The outfit issued a statement denying reports that it had collapsed and closed its doors but did not rule out it could happen.
"Development of national GPU has not yet fully met the company’s expectations and is facing certain market adjustment pressures," the statement reads, adding that it has taken no steps to wind up "so far."
National GPU is part of China’s policy of silicon self-sufficiency, enacted amid US export bans that prevent Chinese entities from legally acquiring the most potent accelerators from companies like Nvidia and AMD.
Xiangdixian Computing Technology (XCT) has already produced a quartet of modest GPUs – two for desktops and one for workstations. On 20 August, the company described its flagship Tianjun GPU silicon as having "successfully achieved R&D and mass production goals" for applications such as "cloud desktops, CAD/CAE, metaverses, and digital twins."
However, the company has not yet made strides in AI – a technology that Beijing has repeatedly stated is essential to economic growth and national security.
XCT’s announcement states that it has retained the core R&D and operations staff that management feels are necessary to continue work on GPUs. The firm running around trying to get finance.
Meanwhile, Huawei has developed vastly inferior accelerators to Nvidia’s H100 GPUs, and apparently, seven other Chinese developers of AI-centric silicon which are also not doing that well.

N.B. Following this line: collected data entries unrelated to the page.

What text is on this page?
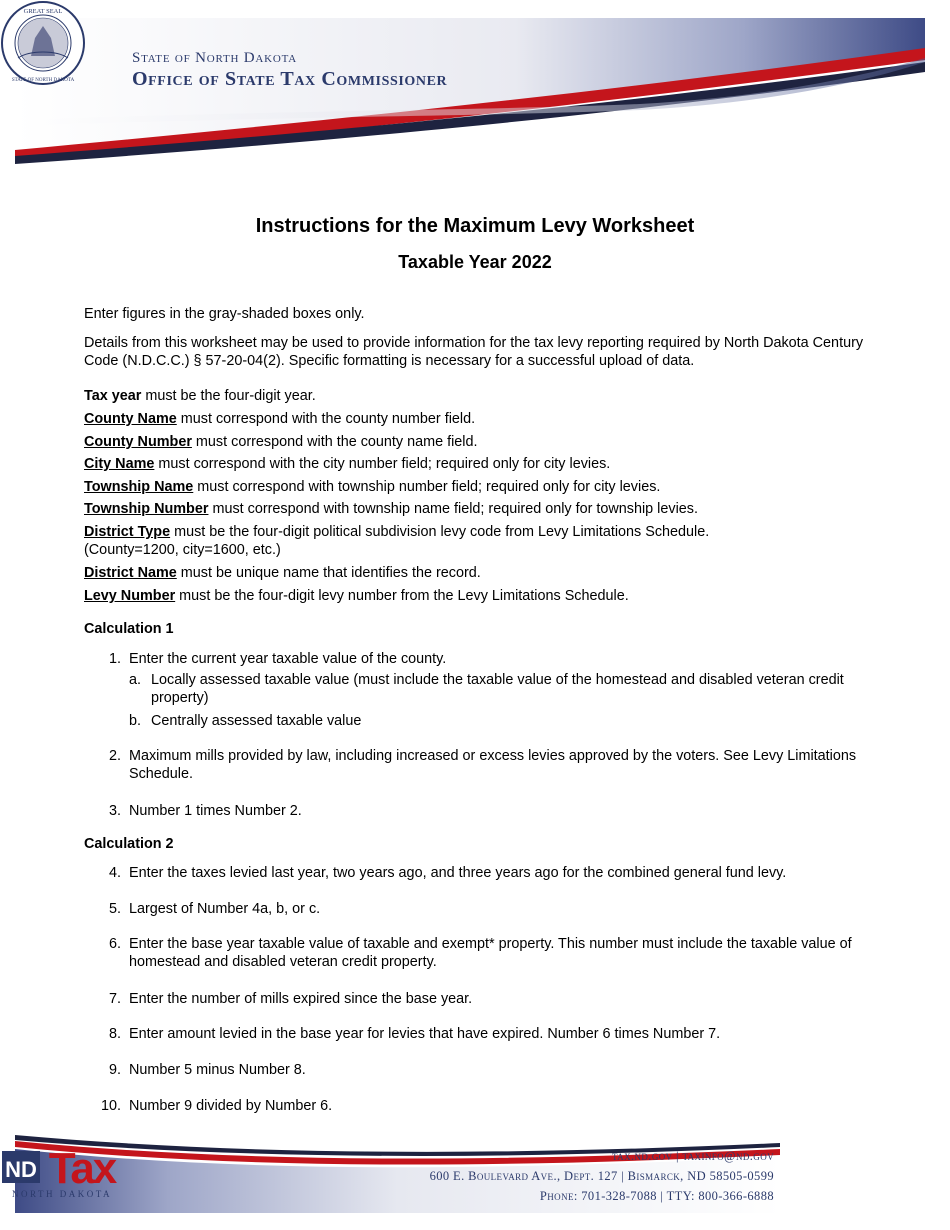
GREAT SEAL
STATE OF NORTH DAKOTA
State of North Dakota
Office of State Tax Commissioner
Instructions for the Maximum Levy Worksheet
Taxable Year 2022
Enter figures in the gray-shaded boxes only.
Details from this worksheet may be used to provide information for the tax levy reporting required by North Dakota Century Code (N.D.C.C.) § 57-20-04(2). Specific formatting is necessary for a successful upload of data.
Tax year must be the four-digit year.
County Name must correspond with the county number field.
County Number must correspond with the county name field.
City Name must correspond with the city number field; required only for city levies.
Township Name must correspond with township number field; required only for city levies.
Township Number must correspond with township name field; required only for township levies.
District Type must be the four-digit political subdivision levy code from Levy Limitations Schedule.
(County=1200, city=1600, etc.)
District Name must be unique name that identifies the record.
Levy Number must be the four-digit levy number from the Levy Limitations Schedule.
Calculation 1
1. Enter the current year taxable value of the county.
a. Locally assessed taxable value (must include the taxable value of the homestead and disabled veteran credit property)
b. Centrally assessed taxable value
2. Maximum mills provided by law, including increased or excess levies approved by the voters. See Levy Limitations Schedule.
3. Number 1 times Number 2.
Calculation 2
4. Enter the taxes levied last year, two years ago, and three years ago for the combined general fund levy.
5. Largest of Number 4a, b, or c.
6. Enter the base year taxable value of taxable and exempt* property. This number must include the taxable value of homestead and disabled veteran credit property.
7. Enter the number of mills expired since the base year.
8. Enter amount levied in the base year for levies that have expired. Number 6 times Number 7.
9. Number 5 minus Number 8.
10. Number 9 divided by Number 6.
tax.nd.gov | taxinfo@nd.gov
600 E. Boulevard Ave., Dept. 127 | Bismarck, ND 58505-0599
Phone: 701-328-7088 | TTY: 800-366-6888
ND Tax
NORTH DAKOTA
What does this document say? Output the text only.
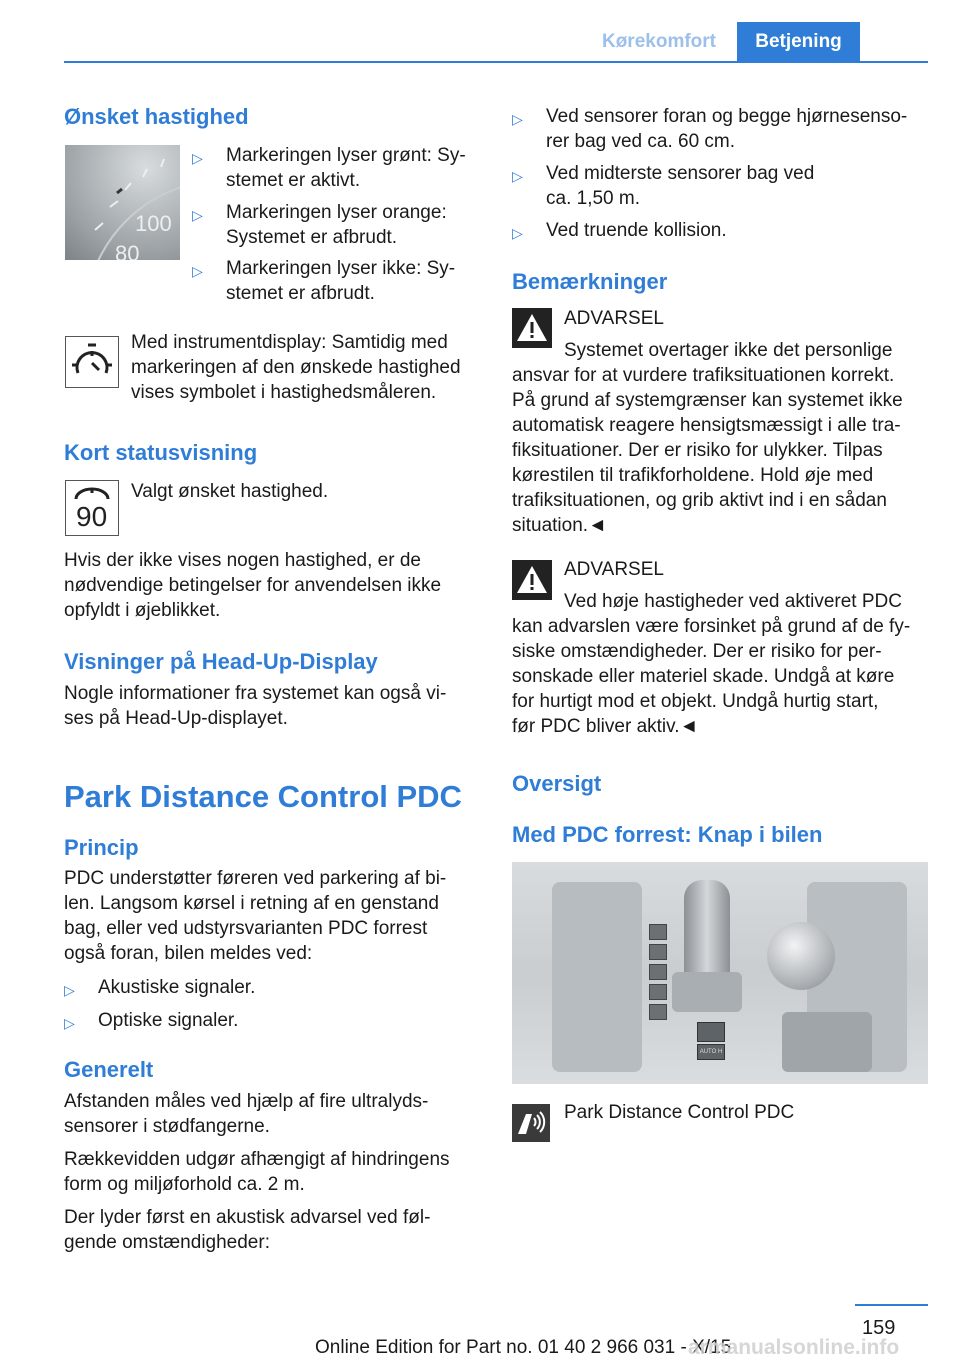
Kørekomfort Betjening
Ønsket hastighed
100
80
▷	Markeringen lyser grønt: Sy-
stemet er aktivt.
▷	Markeringen lyser orange:
Systemet er afbrudt.
▷	Markeringen lyser ikke: Sy-
stemet er afbrudt.
Med instrumentdisplay: Samtidig med
markeringen af den ønskede hastighed
vises symbolet i hastighedsmåleren.
Kort statusvisning
90
Valgt ønsket hastighed.
Hvis der ikke vises nogen hastighed, er de
nødvendige betingelser for anvendelsen ikke
opfyldt i øjeblikket.
Visninger på Head-Up-Display
Nogle informationer fra systemet kan også vi-
ses på Head-Up-displayet.
Park Distance Control PDC
Princip
PDC understøtter føreren ved parkering af bi-
len. Langsom kørsel i retning af en genstand
bag, eller ved udstyrsvarianten PDC forrest
også foran, bilen meldes ved:
▷	Akustiske signaler.
▷	Optiske signaler.
Generelt
Afstanden måles ved hjælp af fire ultralyds-
sensorer i stødfangerne.
Rækkevidden udgør afhængigt af hindringens
form og miljøforhold ca. 2 m.
Der lyder først en akustisk advarsel ved føl-
gende omstændigheder:
▷	Ved sensorer foran og begge hjørnesenso-
rer bag ved ca. 60 cm.
▷	Ved midterste sensorer bag ved
ca. 1,50 m.
▷	Ved truende kollision.
Bemærkninger
ADVARSEL
Systemet overtager ikke det personlige
ansvar for at vurdere trafiksituationen korrekt.
På grund af systemgrænser kan systemet ikke
automatisk reagere hensigtsmæssigt i alle tra-
fiksituationer. Der er risiko for ulykker. Tilpas
kørestilen til trafikforholdene. Hold øje med
trafiksituationen, og grib aktivt ind i en sådan
situation.◄
ADVARSEL
Ved høje hastigheder ved aktiveret PDC
kan advarslen være forsinket på grund af de fy-
siske omstændigheder. Der er risiko for per-
sonskade eller materiel skade. Undgå at køre
for hurtigt mod et objekt. Undgå hurtig start,
før PDC bliver aktiv.◄
Oversigt
Med PDC forrest: Knap i bilen
AUTO H
Park Distance Control PDC
159
Online Edition for Part no. 01 40 2 966 031 - X/15
armanualsonline.info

China has poured billions into semiconductor makers, which is making some wonder if the money was spent making senior management fat rather than turning out leading-edge silicon to power local industry or sell to the world. If it is a corruption problem, executives might be concerned if the Chinese government starts asking questions about how the money was spent. The Chinese have a very aggressive way of dealing with corruption, which many tech industry executives would not like.